Exhaust emissions regulations for internal combustion engines have become more stringent over recent years. Therefore, the use of exhaust after-treatment systems on engines to reduce harmful exhaust emissions is increasing. Typical exhaust after-treatment systems include any of various components configured to reduce the level of harmful exhaust emissions present in the exhaust gas. Emission requirements vary according to engine type. For example, emissions tests for compression-ignited engines (e.g., diesel-powered engines) typically monitor the concentration of carbon monoxide, nitrogen oxides (NOx), and unburned hydrocarbons (UHC) that are released from the tail-pipe to make sure that the concentrations of such compounds leaving the tail-pipe are within certain emissions standards. With regard to reducing NOx emissions, NOx reduction catalysts, including selective catalytic reduction (SCR) components, have been used to convert NOx (NO and NO2, in some fraction) to N2 and other compounds.
Conventional SCR components utilize a diesel exhaust fluid (DEF) (e.g., aqueous urea, ammonia, etc.) as a reagent to reduce the NOx. When the proper amount of ammonia is present in the exhaust gas stream at the SCR catalyst, the ammonia is consumed (oxidized) in the reaction and the NOx is reduced. However, accurately controlling the amount and dispersion of ammonia in the exhaust gas stream can be difficult. While anhydrous ammonia can be used, it is toxic and difficult to safely store. Aqueous ammonia or urea is often used as the reductant because such compounds are safer to store than anhydrous ammonia. Urea, which consists of two primary amine groups joined by a carbonyl, is the safest to store; however, the urea must be thermally decomposed into ammonia and vaporized before being oxidized as a reagent in the SCR catalyst.
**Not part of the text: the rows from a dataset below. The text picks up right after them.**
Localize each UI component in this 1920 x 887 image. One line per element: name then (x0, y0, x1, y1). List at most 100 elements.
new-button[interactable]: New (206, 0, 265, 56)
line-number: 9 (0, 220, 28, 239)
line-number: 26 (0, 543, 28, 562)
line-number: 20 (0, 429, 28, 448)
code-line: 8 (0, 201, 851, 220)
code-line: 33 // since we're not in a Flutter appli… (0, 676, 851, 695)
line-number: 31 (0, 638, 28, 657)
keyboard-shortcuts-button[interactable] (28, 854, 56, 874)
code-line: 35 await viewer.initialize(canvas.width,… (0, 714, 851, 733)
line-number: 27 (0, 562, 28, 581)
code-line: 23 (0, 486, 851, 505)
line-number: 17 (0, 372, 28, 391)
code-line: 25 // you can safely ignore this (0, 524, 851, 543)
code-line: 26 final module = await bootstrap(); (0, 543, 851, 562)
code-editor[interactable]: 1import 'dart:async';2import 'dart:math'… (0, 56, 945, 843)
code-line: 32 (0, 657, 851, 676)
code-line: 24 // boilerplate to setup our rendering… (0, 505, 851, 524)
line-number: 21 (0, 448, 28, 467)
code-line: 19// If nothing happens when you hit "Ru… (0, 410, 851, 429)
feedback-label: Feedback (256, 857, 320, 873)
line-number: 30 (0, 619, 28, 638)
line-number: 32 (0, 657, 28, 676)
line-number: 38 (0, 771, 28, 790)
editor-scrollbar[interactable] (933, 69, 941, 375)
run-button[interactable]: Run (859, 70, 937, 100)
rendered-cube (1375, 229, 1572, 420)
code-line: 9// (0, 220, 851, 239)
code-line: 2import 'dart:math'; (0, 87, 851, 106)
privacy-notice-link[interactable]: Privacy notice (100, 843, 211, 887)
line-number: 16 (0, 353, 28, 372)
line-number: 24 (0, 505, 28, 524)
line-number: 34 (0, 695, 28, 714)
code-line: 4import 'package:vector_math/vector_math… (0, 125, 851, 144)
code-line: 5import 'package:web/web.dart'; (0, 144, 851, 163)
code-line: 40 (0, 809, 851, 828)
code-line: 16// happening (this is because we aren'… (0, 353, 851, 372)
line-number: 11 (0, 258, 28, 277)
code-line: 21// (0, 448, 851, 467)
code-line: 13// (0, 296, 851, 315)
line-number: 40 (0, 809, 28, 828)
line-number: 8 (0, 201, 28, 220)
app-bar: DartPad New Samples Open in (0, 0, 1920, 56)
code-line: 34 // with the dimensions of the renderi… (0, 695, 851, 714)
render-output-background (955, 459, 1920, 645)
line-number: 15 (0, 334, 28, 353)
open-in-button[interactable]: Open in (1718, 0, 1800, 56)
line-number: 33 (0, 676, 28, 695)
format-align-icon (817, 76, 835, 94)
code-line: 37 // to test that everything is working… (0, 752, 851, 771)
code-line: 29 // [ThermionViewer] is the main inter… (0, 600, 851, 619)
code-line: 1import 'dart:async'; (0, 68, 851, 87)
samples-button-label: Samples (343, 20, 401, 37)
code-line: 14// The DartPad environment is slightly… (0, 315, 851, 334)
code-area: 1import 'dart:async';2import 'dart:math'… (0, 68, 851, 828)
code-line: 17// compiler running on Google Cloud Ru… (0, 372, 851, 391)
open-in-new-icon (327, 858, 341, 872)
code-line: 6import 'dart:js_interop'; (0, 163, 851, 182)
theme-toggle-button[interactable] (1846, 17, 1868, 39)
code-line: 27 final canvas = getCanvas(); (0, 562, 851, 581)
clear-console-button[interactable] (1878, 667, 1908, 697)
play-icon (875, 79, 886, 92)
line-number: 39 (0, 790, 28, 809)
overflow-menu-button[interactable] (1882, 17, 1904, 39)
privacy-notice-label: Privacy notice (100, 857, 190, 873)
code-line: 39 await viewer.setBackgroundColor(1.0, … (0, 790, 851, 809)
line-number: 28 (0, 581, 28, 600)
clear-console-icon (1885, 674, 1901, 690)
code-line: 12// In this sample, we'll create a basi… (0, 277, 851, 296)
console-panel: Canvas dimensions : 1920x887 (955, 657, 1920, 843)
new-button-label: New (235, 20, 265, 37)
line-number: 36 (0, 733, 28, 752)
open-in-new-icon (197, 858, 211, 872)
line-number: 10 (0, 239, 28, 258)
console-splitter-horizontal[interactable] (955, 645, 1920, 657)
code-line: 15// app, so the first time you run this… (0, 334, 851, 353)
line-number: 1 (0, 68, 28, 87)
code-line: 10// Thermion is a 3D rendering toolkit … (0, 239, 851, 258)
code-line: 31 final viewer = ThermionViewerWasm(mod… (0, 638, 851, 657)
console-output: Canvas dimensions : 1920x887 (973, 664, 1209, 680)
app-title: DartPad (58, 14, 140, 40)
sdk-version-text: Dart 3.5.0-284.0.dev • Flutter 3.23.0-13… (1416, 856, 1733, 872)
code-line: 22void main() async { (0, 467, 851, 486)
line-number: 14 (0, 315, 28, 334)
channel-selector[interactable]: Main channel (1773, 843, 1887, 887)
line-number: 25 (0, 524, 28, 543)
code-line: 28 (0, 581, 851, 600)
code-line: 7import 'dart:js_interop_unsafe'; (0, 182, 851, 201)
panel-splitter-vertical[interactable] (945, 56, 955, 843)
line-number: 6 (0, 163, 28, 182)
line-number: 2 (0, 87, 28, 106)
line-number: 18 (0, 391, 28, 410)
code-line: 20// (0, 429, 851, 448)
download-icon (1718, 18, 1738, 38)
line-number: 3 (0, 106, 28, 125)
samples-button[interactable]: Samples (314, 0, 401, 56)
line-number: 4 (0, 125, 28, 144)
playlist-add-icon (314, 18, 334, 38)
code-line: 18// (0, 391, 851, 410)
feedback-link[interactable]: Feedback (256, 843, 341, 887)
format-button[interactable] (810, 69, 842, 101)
Also, since the selectivity and overall reactivity of catalytic reactions (e.g., SCR) is largely dependent on the extent of dispersion of the reactants and reagents across the surface of the catalyst (e.g. stoichiometric ratio), sufficiently mixing and diffusing the DEF into the exhaust gas stream is critical to the success of SCR. Thus, aftertreatment systems that use ammonia-facilitated SCR components often include a DEF pumping system that injects the DEF into the exhaust gas stream. Such pumping systems, however, often suffer from poor start-up performance. For example, if the engine (and therefore the aftertreatment system) has not been operating for a period of time, segmented columns of air form throughout the DEF lines of the pumping system, potentially causing the pump to dead-head (i.e. produce no net flow) upon actuation (e.g., upon engine ignition and pump initialization). Various conventional systems have been implemented that attempt to counteract this problem by priming the pumping system. However, these priming systems often include multiple lines extending to and from the DEF source, which adds cost and complexity to the aftertreatment system.